David M. Chalmers
Gainesville - David M. Chalmers, Emeritus and Distinguished Alumni Professor of American History at the University of Florida, and a keen observer of and participant in history for 93 years, died October 25, 2020 at his home in Gainesville, Florida, surrounded by his family.
David prided himself on being first and foremost a classroom teacher during his 39 years with the University of Florida. He was named the University's "Faculty-Teacher Scholar," and in a campus-wide poll was selected as one of the University's "eight top teachers." In 1970, he was one of only a handful of teachers across the country to receive the Danforth Foundation's E. Harris Harbison Award for Gifted Teaching.
His fellow professors elected him President Pro Tem of the Arts and Sciences Faculty Assembly, and he served as Chair of the University President's Faculty Educational Policy Group.
He was best known nationally, though, as a scholar of American social and intellectual history. A leading authority on the Ku Klux Klan, his book Hooded Americanism: A History of the Ku Klux Klan has remained in print continuously since 1965.
His other books include Backfire: How the Ku Klux Klan Helped the Civil Rights Movement; And The Crooked Places Made Straight: The Struggle for Social Change in the 1960s; Neither Socialism Nor Monopoly: Theodore Roosevelt and the Decision to Regulate the Railroads; The Social and Political Ideas of the Muckrakers; The Muckrake Years; and A Brief History of the American People, which he wrote for Japanese students of American history.
He has also written numerous articles and book chapters and has served on several editorial boards.
David's love of history was surpassed by his love for his wife of 62 years, Jean McCormick Chalmers, and the family they made together. David met Jean while teaching summer classes at City College of New York, when a friend asked if he'd liked to meet an intellectual Canadian barmaid at Milady's Bar in SoHo. The obvious answer was "Yes!"
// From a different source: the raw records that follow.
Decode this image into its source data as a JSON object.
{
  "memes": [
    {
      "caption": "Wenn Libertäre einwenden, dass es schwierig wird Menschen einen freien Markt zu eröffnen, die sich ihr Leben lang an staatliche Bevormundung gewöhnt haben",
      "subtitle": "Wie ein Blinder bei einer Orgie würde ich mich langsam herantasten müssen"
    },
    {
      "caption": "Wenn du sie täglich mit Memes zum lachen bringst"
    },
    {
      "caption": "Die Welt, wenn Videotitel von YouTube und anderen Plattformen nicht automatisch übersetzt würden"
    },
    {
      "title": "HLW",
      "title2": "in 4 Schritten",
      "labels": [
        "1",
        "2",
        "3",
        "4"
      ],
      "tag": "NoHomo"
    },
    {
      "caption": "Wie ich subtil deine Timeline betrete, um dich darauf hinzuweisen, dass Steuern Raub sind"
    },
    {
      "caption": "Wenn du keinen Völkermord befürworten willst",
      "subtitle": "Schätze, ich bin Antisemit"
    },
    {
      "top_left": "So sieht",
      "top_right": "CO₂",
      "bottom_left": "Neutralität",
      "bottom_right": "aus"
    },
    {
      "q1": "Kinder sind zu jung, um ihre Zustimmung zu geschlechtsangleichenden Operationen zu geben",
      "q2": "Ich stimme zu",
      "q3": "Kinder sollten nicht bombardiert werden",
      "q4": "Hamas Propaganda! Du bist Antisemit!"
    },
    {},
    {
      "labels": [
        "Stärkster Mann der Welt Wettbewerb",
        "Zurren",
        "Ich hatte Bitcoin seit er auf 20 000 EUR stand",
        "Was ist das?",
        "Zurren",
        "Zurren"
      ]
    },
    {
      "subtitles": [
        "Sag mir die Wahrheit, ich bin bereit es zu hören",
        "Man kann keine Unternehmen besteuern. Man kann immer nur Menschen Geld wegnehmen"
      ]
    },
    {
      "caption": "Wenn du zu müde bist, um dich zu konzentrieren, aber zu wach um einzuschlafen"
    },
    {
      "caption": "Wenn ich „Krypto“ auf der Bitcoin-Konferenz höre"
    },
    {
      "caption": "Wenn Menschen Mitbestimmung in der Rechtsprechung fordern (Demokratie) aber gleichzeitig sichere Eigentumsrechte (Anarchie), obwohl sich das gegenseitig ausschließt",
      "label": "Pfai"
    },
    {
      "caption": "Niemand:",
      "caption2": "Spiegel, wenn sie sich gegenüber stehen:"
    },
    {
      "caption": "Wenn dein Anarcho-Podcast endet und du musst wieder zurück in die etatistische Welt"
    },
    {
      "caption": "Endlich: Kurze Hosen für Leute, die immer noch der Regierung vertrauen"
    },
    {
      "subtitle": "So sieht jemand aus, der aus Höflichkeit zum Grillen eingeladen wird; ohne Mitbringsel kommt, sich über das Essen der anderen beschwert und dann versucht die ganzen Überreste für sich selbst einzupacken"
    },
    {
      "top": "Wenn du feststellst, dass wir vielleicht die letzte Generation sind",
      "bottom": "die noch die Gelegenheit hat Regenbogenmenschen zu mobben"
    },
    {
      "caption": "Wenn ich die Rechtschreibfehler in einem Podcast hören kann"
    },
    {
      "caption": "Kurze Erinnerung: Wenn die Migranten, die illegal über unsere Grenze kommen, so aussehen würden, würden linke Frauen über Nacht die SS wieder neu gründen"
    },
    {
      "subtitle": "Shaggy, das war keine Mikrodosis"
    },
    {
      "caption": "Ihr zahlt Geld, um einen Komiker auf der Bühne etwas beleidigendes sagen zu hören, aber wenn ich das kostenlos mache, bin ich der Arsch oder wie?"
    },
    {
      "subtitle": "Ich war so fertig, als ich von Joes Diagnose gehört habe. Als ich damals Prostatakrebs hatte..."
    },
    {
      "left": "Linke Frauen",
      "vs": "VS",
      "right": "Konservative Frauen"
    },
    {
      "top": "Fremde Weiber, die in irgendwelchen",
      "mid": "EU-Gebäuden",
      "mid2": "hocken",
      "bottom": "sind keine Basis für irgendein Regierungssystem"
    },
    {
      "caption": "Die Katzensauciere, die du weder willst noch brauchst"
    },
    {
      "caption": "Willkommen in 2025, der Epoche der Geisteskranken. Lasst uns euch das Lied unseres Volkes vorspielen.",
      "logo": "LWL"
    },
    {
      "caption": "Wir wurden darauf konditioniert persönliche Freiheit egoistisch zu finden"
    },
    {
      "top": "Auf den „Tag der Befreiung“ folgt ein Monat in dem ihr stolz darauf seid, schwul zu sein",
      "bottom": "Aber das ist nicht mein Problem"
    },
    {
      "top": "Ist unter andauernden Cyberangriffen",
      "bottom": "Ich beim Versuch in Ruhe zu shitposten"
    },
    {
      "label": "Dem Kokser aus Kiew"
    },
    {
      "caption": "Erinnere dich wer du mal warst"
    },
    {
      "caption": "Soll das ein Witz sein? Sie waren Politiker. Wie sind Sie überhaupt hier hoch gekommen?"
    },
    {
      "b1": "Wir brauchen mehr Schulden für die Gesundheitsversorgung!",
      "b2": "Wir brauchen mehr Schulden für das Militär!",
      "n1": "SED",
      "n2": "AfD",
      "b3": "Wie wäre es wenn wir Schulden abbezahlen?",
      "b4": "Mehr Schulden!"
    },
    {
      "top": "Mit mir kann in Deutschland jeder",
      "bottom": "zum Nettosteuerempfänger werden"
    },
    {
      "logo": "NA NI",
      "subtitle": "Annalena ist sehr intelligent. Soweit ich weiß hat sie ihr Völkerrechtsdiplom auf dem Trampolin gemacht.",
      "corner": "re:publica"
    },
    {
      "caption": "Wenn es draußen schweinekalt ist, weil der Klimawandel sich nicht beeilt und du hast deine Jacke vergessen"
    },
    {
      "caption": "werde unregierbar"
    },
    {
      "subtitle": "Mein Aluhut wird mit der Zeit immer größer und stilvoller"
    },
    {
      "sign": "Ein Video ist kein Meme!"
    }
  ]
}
Together they traveled the world while David taught as a Fulbright Scholar or Exchange Professor at the Universities of Ceylon, Tokyo, The Philippines, Tel Aviv, and Genova, and as a lecturer in a dozen other countries.
David wooed Jean to Gainesville with a promise that she would be on the front lines of social change, and together they were. The two spent more than a decade actively involved in the civil rights movement. David went to jail in St. Augustine as part of Martin Luther King, Jr.'s efforts to desegregate local businesses and combat Klan and police violence there. Jean was set to go several weeks later, but Congress intervened and passed its landmark Civil Rights Act of 1964.
Meanwhile, Jean was a moving force in the local Human Relations Council and later became national President of the Southern Regional Council (SRC), one of the country's oldest civil rights organizations.
They pursued other avenues of social change as well, including David's service as head of the local American Civil Liberties Union chapter, and Jean's terms as a Gainesville City Commissioner, and as Mayor in 1985-86.
Their daughter, Kim Sita Chalmers, is a violin teacher and a Realtor with The Chalmers Team in Gainesville. She delighted David with her violin playing, and they share a profound love of classical music. Their son, Henry Ross Chalmers, is an attorney in Atlanta, Georgia, where he and his wife, Rebecca Franco Chalmers, have two children, David Saul Franco Chalmers, a student at Appalachian State University, and Sarina Ria Franco Chalmers, a student at Colorado College.
David was born in Washington, D.C. in 1927. His father, Henry Chalmers, was a government economist and a leading authority on international trade. His mother, Sallie Chalmers, was an editorial assistant for Reader's Digest and an active member in the "voteless" League of Women Voters. His sister, Judith Lynn Chalmers, was a copy editor in New York.
David served in the United States Army and was stationed in Europe at the close of World War II. He received his B.A. with High Honors and Phi Beta Kappa from Swarthmore College, and his Ph.D. from the University of Rochester, where he studied with Dexter Perkins.
In his final days, Jean reminded David of his life's work making the crooked places straight, and she reassured him that his absentee vote for Joe Biden had been cast. David's eyes opened and he mustered the strength to say, "Save the country!"
In lieu of flowers, contributions can be made to the American Friends Service Committee (www.afsc.org
), and David asks that we all save the country.
Published by Gainesville Sun from Oct. 27 to Oct. 28, 2020.